The Bank is Typically Motivated to Sell

Another big pro is the fact that the bank is typically motivated to sell the property. The longer they hold on to the property, the longer they go without recouping their money. They want to off-load the house and start getting paid for that mortgage. With that in mind, buyers can often negotiate with the bank to have repairs made, which could be quite costly.

Now it should also be noted that not every bank in every circumstance is going to be willing to make repairs. In some cases, they prefer to just sell it ‘as is’, which means you could be walking into a money pit if you aren’t careful. So, in that case, it can work as a con.

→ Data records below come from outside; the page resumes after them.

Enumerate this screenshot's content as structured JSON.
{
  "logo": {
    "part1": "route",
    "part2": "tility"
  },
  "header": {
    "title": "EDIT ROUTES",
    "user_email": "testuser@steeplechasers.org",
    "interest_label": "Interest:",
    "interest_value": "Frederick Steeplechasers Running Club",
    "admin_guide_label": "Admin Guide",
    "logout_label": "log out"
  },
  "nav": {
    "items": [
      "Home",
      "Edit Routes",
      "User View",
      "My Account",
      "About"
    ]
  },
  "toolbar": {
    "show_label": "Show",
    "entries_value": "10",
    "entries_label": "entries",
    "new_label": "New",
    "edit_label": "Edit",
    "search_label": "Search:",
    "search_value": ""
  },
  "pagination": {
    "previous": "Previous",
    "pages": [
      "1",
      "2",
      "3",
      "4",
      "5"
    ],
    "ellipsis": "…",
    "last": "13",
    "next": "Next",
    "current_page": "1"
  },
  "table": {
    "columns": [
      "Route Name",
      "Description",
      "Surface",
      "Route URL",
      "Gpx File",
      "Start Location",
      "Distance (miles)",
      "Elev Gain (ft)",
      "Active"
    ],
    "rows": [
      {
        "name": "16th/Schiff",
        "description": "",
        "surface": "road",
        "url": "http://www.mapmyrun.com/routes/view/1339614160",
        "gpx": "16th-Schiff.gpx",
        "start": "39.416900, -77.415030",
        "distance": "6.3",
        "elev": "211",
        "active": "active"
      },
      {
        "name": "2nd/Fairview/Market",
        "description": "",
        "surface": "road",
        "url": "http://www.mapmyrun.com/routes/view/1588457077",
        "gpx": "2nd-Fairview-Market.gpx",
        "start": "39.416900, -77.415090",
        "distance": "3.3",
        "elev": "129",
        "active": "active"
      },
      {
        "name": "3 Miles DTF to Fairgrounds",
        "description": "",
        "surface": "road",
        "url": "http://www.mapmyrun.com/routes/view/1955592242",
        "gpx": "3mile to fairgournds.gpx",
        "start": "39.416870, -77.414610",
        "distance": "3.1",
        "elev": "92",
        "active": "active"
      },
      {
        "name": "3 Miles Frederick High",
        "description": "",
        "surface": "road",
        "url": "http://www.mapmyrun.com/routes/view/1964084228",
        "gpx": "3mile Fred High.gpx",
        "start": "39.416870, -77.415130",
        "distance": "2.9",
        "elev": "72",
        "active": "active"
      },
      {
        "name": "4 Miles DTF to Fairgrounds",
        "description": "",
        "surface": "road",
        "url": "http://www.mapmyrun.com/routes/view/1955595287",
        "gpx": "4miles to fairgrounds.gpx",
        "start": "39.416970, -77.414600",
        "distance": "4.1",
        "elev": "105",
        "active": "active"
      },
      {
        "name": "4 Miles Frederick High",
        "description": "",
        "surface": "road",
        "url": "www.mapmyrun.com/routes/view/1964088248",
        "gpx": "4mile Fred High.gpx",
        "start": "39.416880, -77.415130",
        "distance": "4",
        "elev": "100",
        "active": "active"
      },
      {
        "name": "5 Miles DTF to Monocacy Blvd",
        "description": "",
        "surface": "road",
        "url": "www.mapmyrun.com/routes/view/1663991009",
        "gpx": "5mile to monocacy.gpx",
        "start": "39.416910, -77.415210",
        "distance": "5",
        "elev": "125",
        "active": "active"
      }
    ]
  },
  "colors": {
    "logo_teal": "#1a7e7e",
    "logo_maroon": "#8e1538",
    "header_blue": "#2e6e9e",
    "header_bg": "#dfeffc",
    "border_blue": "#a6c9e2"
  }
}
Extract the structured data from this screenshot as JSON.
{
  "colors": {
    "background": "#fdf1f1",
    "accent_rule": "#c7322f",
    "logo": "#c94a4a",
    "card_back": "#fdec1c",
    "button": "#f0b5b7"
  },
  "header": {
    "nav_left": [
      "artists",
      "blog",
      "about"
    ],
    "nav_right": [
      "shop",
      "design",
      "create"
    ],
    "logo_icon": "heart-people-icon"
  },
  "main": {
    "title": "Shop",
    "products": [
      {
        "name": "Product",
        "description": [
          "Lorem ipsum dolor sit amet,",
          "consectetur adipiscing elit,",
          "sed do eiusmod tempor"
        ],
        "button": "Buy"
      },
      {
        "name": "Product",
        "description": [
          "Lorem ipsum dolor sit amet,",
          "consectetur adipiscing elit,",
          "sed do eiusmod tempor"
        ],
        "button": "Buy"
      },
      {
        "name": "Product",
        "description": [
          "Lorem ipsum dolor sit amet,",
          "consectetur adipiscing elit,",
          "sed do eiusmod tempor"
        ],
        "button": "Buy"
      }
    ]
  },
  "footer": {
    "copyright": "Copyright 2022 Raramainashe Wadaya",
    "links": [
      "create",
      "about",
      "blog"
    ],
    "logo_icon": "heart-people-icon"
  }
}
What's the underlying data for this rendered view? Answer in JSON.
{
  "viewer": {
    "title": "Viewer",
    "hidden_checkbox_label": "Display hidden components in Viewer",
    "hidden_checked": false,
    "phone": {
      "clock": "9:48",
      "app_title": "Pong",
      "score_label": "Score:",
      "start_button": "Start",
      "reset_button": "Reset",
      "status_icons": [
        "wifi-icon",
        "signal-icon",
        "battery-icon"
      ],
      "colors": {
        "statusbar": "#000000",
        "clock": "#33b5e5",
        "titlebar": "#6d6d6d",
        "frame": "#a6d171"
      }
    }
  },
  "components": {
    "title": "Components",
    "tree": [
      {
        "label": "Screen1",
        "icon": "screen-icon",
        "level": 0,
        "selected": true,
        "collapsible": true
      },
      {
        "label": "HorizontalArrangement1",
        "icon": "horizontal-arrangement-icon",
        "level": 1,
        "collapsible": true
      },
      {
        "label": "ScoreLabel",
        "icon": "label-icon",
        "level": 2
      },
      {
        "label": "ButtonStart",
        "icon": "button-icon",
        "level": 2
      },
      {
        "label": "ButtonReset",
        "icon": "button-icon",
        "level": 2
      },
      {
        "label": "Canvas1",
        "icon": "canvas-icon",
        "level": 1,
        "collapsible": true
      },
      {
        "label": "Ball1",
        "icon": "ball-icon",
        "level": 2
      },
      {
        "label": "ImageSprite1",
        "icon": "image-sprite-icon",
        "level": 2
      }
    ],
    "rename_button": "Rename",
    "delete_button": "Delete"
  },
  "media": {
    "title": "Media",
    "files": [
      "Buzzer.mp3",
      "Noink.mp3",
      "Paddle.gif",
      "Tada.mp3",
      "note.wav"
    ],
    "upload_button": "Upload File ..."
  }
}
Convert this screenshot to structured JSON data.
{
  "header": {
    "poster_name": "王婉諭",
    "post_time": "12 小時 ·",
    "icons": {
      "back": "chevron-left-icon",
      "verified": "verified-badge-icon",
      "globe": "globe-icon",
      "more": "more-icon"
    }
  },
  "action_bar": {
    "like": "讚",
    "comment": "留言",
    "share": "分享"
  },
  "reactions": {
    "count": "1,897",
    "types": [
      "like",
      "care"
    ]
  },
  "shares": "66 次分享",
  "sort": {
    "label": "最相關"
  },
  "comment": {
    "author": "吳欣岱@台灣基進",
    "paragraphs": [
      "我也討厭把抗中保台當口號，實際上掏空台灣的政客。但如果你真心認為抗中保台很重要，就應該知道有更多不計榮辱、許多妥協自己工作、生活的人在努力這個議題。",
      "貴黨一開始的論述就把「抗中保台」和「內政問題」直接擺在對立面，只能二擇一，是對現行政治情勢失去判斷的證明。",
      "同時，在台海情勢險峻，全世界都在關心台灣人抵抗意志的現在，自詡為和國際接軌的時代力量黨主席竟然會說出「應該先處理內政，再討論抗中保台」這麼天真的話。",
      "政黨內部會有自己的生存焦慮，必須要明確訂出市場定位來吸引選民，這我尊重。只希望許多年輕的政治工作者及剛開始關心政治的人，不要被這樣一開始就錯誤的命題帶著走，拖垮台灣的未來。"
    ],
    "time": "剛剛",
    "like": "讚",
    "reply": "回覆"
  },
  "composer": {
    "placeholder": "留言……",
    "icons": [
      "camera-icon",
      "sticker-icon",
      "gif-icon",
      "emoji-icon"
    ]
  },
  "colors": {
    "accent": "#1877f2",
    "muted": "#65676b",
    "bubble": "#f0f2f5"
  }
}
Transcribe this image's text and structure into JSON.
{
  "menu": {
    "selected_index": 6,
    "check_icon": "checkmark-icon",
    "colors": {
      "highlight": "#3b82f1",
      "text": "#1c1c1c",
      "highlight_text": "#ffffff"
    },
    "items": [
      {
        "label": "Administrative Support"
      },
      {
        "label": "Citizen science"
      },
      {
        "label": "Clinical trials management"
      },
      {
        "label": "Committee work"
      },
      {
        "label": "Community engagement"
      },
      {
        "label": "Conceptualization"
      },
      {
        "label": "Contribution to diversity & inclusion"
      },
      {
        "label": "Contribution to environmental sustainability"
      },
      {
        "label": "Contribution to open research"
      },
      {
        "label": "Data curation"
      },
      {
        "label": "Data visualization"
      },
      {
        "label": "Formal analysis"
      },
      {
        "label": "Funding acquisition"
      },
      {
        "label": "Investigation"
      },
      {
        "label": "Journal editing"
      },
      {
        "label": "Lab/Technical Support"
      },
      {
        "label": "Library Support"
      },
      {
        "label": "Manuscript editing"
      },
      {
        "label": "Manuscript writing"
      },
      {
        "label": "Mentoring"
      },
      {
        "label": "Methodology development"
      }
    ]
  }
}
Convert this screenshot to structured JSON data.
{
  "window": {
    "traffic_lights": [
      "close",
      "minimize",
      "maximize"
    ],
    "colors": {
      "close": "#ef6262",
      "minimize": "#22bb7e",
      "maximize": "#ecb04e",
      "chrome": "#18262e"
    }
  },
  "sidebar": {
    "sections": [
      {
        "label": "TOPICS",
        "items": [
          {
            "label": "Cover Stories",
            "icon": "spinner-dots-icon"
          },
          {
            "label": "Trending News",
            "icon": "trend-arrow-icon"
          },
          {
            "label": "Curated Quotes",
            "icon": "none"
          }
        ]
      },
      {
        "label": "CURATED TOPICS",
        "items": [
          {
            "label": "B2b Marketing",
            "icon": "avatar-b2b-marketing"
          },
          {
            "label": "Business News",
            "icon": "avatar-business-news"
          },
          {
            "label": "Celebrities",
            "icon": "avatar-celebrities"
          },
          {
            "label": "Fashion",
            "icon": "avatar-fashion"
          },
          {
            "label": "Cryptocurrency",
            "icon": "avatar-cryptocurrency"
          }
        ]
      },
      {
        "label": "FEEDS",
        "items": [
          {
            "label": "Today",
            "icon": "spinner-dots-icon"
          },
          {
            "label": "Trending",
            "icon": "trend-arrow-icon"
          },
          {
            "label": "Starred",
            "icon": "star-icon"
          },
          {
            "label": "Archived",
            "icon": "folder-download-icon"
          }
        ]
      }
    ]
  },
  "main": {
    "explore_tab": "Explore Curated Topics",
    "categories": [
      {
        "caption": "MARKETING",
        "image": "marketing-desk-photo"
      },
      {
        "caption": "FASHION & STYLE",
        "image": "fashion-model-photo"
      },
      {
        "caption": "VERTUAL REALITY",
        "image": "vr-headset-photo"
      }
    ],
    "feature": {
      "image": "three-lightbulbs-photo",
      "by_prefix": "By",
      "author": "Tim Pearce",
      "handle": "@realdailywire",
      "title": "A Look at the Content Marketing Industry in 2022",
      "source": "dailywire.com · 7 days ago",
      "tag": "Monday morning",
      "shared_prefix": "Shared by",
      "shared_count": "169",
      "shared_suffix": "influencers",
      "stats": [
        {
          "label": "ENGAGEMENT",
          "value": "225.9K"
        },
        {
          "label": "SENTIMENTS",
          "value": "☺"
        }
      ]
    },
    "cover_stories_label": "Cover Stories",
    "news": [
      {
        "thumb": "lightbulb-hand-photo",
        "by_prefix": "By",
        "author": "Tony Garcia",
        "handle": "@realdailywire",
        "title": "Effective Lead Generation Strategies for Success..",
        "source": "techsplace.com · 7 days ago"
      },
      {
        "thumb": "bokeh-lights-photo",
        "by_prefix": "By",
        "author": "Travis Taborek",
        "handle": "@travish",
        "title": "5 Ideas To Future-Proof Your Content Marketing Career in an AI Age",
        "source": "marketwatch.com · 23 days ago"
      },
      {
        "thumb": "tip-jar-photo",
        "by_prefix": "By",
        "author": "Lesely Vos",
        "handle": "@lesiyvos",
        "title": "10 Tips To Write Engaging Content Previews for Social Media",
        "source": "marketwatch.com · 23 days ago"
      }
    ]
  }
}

You Have a Chance to Make a Lot of Money

For those who look at buying property as an investment, then the ROI on foreclosed homes can be especially attractive. Often you can buy low, do renovations to the home, fix it up, and then turn around and sell it for a profit if you choose. In many cases, the property may be listed for below market value, which means real potential for profit. 

You May Find it Easier to Get Financing

Another pro is the fact you may also find it easier to get financing through the bank that is actually holding the property. Again, it's all about the bank off-loading the property as quickly as they can, so providing you with a mortgage with lower monthly payments and a lower down payment can still be in their advantage.

May Not Be in Your Top Choice Neighborhood

When it comes to the cons, one of the top ones is property location. Everyone always likes to say that the top priority when investing in property is location - after all, it's the one thing you can't change. Unfortunately, it is quite common for foreclosures to be in areas that aren't your idea of the "perfect neighborhood". It will be up to the buyer to make that call and decide if it's still worth it.

"As Is" Condition Can Be Scary and Costly

One of the ways buyers get that "great deal" is to purchase the home in ‘as is’ condition. This means what you see is what you get. It's up to you to make any and all repairs and renovations. Now here's the problem, unless the buyer is knowledgeable and has fixed up houses before, the problems may not be evident. What looks like just minor surface renovations and repairs could spiral into massive projects. Obviously, this can be very time consuming and costly.

If you are serious about purchasing a property that is in ‘as is’ condition, it’s a wise idea to have a home inspector come in and take a look. At least you can then know what to prepare for.

The Process Can Take a Long Time

Then there is the biggest con of all, which is the time it can take to actually close the deal on a foreclosed home. Sometimes the original homeowner can stay on their property for up to 12 months, which means the waiting period can be extremely long from the buyer's perspective. Buyers need to be honest with themselves with exactly how long they are willing to wait.

Purchasing a Foreclosed Home Can be Right for Many Buyers

At the end of the day, for many buyers, the pros end up outweighing the cons, and they can plan to go ahead with the process and purchased a foreclosed home. Being informed and making sure you understand the process is always wise.